Home / Secret Season: Widemouth Bay
There’s a particular kind of morning that belongs entirely to early spring on the North Cornwall coast. The light is thin and new, the air carries a cold edge that the sun hasn’t quite warmed through yet, and the beach – wide, unhurried, stretching out in both directions – is yours.

Widemouth Bay is one of those places that reveals itself slowly. In summer it draws the crowds it deserves: a generous sweep of sand, reliable beginner-friendly waves, and a rugged Atlantic horizon that stops you mid-step. But arrive now, in the quiet weeks before all of that, and you’ll find something different.

Widemouth is big. Properly big. A long, open stretch of sand backed by low cliffs, with Black Rock rising from the water at the southern end – an ancient, weathered presence that gives the bay its character and its name. At this end, the beach is dog-friendly year round, so expect a few enthusiastic companions on your morning walk, their owners nursing takeaway coffees, nobody in any particular hurry.

The waves here are fun rather than fearsome – rolling, consistent, and forgiving enough for first-timers on a board. In April the lineup is quiet. You might share it with a handful of wave-seekers, maybe a surf school getting its early season bearings. The water is cold, brilliant and very much worth it.

The South West Coast Path runs the full length of the bay and beyond, and right now it’s doing something quietly spectacular. The clifftops are beginning to stir – early wildflowers pushing through, gorse blazing yellow against a grey-blue sky, the path edged in new green. Walk north or south and the views open up along the coastline in that dramatic, elemental way that only the North Cornwall coast manages.

Head north along the SWCP for around thirty minutes and you’ll drop down into Bude – a gentler option is to simply drive – but the walk earns your lunch in a way the car never quite does.
The Black Rock Café sits at the southern end of the beach and does exactly what a good beach café should: strong coffee, simple food, no fuss. There’s surf hire here too, and a beach shop for anything you’ve forgotten. It’s the kind of place where sandy feet are expected and nobody minds.

At the other end of the bay, the Widemouth Bay Café offers another easy pit stop – warm, unpretentious, with the beach right outside the window.
For something more settled, Widemouth Manor brings a traditional dining room and proper views to the equation.
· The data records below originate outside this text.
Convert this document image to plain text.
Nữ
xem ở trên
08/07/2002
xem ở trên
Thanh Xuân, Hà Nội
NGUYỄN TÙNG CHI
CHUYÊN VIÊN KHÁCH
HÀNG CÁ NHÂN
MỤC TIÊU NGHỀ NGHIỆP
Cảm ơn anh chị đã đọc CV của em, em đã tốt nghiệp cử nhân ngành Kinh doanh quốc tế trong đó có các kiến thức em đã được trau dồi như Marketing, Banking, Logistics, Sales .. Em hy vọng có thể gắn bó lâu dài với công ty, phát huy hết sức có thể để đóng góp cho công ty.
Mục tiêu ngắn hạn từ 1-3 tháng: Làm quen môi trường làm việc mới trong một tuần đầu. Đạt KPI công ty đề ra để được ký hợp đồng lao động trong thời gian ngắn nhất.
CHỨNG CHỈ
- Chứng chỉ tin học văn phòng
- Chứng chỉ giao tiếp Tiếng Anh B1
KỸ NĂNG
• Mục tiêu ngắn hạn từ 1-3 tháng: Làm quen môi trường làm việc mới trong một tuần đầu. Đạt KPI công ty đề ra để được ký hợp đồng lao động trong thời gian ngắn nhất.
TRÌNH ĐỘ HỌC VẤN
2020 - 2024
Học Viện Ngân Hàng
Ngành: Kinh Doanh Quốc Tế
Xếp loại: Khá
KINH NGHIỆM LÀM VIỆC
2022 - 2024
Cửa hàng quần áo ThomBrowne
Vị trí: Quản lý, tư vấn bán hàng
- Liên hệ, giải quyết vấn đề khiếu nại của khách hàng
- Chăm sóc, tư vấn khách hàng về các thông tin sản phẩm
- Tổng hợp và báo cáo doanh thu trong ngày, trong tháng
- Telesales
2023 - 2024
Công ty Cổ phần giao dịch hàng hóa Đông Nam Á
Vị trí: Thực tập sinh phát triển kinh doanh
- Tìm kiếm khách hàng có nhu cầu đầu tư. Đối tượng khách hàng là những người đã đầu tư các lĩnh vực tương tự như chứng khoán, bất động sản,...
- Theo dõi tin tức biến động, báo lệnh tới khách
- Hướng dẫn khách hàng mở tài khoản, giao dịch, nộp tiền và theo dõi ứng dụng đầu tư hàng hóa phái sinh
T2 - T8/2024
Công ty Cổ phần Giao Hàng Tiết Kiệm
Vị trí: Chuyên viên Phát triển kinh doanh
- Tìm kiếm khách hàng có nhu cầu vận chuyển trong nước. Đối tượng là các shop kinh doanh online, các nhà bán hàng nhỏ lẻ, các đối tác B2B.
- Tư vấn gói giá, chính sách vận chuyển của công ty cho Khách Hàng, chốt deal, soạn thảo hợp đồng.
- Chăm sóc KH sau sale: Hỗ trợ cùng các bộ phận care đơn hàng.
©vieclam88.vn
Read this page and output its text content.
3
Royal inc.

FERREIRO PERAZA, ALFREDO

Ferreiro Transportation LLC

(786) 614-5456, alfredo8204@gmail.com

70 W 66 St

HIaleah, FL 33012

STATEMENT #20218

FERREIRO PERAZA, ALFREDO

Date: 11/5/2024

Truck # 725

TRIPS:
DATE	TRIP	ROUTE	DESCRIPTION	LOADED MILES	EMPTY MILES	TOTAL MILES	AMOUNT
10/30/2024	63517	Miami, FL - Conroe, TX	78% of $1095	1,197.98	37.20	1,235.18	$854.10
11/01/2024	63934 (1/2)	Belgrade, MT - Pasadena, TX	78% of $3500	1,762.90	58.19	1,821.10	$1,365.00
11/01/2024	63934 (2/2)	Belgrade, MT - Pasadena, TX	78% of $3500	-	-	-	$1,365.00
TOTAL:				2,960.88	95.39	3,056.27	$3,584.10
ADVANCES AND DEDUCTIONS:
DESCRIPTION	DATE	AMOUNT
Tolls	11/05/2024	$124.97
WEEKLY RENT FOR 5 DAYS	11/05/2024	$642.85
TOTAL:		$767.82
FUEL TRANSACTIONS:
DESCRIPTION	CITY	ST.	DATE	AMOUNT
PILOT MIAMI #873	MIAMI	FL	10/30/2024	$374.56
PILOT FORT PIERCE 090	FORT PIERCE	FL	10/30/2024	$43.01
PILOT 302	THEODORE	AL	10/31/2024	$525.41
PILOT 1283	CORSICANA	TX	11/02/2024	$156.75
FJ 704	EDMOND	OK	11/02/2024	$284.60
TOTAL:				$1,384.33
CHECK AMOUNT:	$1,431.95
It’s a good choice for an unhurried evening meal after a long day on the coast.
And then there’s Bude. The town punches above its weight for somewhere this size, and Temple – a small plates restaurant with real ambition and good energy — is definitely worth the visit.
There’s plenty to see and do when you get to Bude. Summerleaze sea pool is one of those genuinely joyful things – a tidal outdoor pool right on the beach, free to use, and in April still bracingly cold in the best possible way. Pair it with a session at Ocean Soul Sauna on Crooklets Beach and you have the kind of afternoon that resets everything. Heat, cold, sea air, silence. Secret Season in a single afternoon.

The summer version of Widemouth Bay is wonderful. But this version – quieter, wilder, the coast path fragrant with new growth and the beach still largely your own – has something that the busier months simply can’t offer.